Kini tidak terasa sudah tujuh hari Riduan koma. Selama tujuh hari itu pula aku bolak-balik RS untuk menjenguk dan menunggu Riduan sadar dari komanya. Sebenarnya aku ingin selalu di RS tanpa capek bolak-balik. Namun karena berhubung aku seorang PNS yang sulit sekali izin libur dan memang menjalankan tugas negara juga penting, jadinya setelah siang sepulang mengajar aku mampir dulu ke rumah. Tidak lama setelah itu aku buru-buru berangkat ke RS sampai malam hari.
Untunglah Nenek Riduan yang selama ini datang dan setia menunggu setiap saat.
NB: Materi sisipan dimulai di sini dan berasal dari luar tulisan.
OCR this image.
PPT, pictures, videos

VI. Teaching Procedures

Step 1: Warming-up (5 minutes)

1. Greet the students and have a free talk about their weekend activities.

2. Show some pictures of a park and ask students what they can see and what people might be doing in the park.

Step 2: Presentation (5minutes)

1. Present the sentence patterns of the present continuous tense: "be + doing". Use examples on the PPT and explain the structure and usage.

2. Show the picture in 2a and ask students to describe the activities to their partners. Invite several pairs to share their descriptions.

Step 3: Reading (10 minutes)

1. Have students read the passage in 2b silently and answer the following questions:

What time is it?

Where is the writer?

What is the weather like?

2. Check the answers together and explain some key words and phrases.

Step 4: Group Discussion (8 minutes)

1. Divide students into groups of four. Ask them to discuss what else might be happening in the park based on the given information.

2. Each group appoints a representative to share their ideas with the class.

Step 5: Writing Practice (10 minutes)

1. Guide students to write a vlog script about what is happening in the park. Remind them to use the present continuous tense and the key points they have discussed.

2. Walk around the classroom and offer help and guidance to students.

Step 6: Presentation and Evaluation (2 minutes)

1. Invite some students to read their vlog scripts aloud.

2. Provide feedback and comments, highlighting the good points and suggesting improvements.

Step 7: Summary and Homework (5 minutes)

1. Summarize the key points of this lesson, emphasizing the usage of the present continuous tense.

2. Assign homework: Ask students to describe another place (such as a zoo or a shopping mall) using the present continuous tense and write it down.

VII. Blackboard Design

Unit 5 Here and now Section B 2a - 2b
Kasian sekali Nenek, tapi dengan aku datang setiap menjelang sore sampai malam hari sekitar jam 9 an sudah cukup membuat Nenek terhibur dan tidak kesepian menjaga Riduan. Tamu-tamu dari pihak keluarga dan teman-teman Riduan pun datang silih berganti untuk menjenguk serta mendoakan untuk kesembuhan Riduan.
Kini aku dengan cepat melangkahkan kaki menelusuri koridor RS yang luas. Kadang aroma obat-obatan menusuk indera penciumanku yang reflek mengingatkanku pada beberapa tahun silam sejak almarhum ayahku juga sempat masuk RS ini sebelum menghembuskan nafas terakhirnya. Tiba-tiba ketakutanku muncul lagi tanpa kendali bila ingat peristiwa itu, sepertinya aku trauma dengan kehilangan seseorang yang begitu berarti dihidupku yang awalnya masuk RS ini lalu selang beberapa waktu kemudian meninggal di RS ini. Aku bergidik membayangkan ketakutan pikiranku, aku harus optimis. Semuanya akan baik-baik saja. Aku berusaha mensugesti diriku untuk selalu optimis dan kuat.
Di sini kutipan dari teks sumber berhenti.